Disneyworld, 180 dipendenti italiani in ostaggio: parchi chiusi, bloccati in Florida. «Senza lavoro e senza poter tornare a casa»

Disneyworld, 180 dipendenti italiani in ostaggio: parchi chiusi, bloccati in Florida. «Senza lavoro e senza poter tornare a casa»

di Domenico Zurlo
Bloccati in Florida da giorni, dopo il lockdown dovuto alla pandemia di coronavirus: alcune decine di giovani italiani che lavoravano a Epcot, uno dei quattro parchi divertimenti di Disneyworld, da un giorno all’altro si sono ritrovati in un limbo. Colpa della chiusura a tempo indeterminato del parco, decisa nell’ambito delle misure restrittive diventate ormai una costante in quasi tutto il mondo: senza più un lavoro, e intrappolati negli Usa a migliaia di chilometri da casa.

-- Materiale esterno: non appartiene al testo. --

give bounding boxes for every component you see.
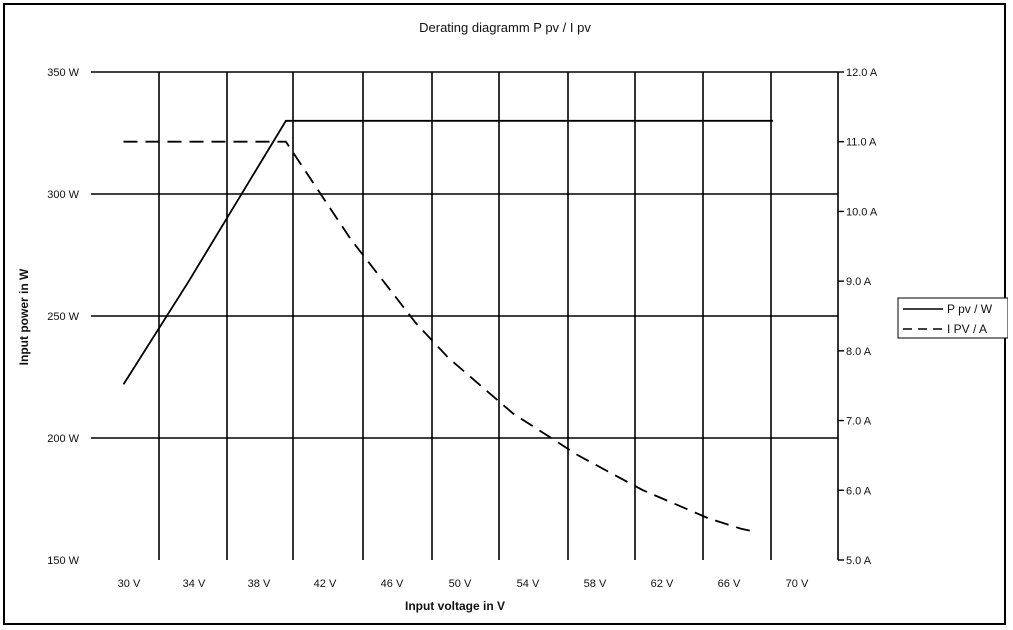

Il parco Epcot celebra la creatività, l’immaginazione, il futuro: ma il presente di questo gruppo di ragazzi, poco meno di 200, negli States per un programma di scambio internazionale, sembra quasi un incubo. Tra loro, in quella che si configura come una vera e propria Odissea, un giovane romano, Davide Massotti: da quasi un anno Davide lavora nel padiglione Italia di Epcot, alle dipendenze della Delaware North, la compagnia che gestisce i ristoranti. «Da due settimane siamo in quarantena, bloccati nei nostri alloggi - ha raccontato Davide a Leggo - Sia la Delaware che la Disney ci stanno aiutando, ci hanno pagato una settimana in più di stipendio esentandoci dai costi dell’assicurazione sanitaria e dell’affitto. Ma siamo preoccupati e vorremmo tornare a casa il prima possibile».

Il nocciolo della questione è nelle modalità del ritorno: gli unici voli diretti per l’Italia partono da New York, focolaio del contagio negli Usa. Il costo del biglietto è tutt’altro che economico (1.800 dollari circa), e i voli non sono garantiti: «Rischieremmo di arrivare in aeroporto, non poter partire ed essere costretti a restarci per uno o due giorni, col rischio di contrarre il virus - spiega Davide - Qui in America c’è molta sottovalutazione, anche dove il contagio è molto diffuso».

Nel frattempo i ragazzi attendono negli alloggi, che dovranno però lasciare entro la fine di questa settimana: se il soggiorno si protrarrà, dovranno essere loro a farsi carico dei costi. La Farnesina, il consolato italiano a Miami e l’ambasciata stanno monitorando la situazione, per far sì che possano tornare al più presto a casa: l’ipotesi prospettata, racconta ancora Davide, è quella “di organizzare un volo charter da Orlando o da Miami, direttamente per Roma, ad un costo accessibile. Non si tratta di 5 o 10 persone ma di quasi 200 ragazzi: aspettiamo con fiducia che il Governo ci aiuti”. Per mettere fine ad un’esperienza che doveva essere meravigliosa, ma che sta finendo nel peggiore dei modi.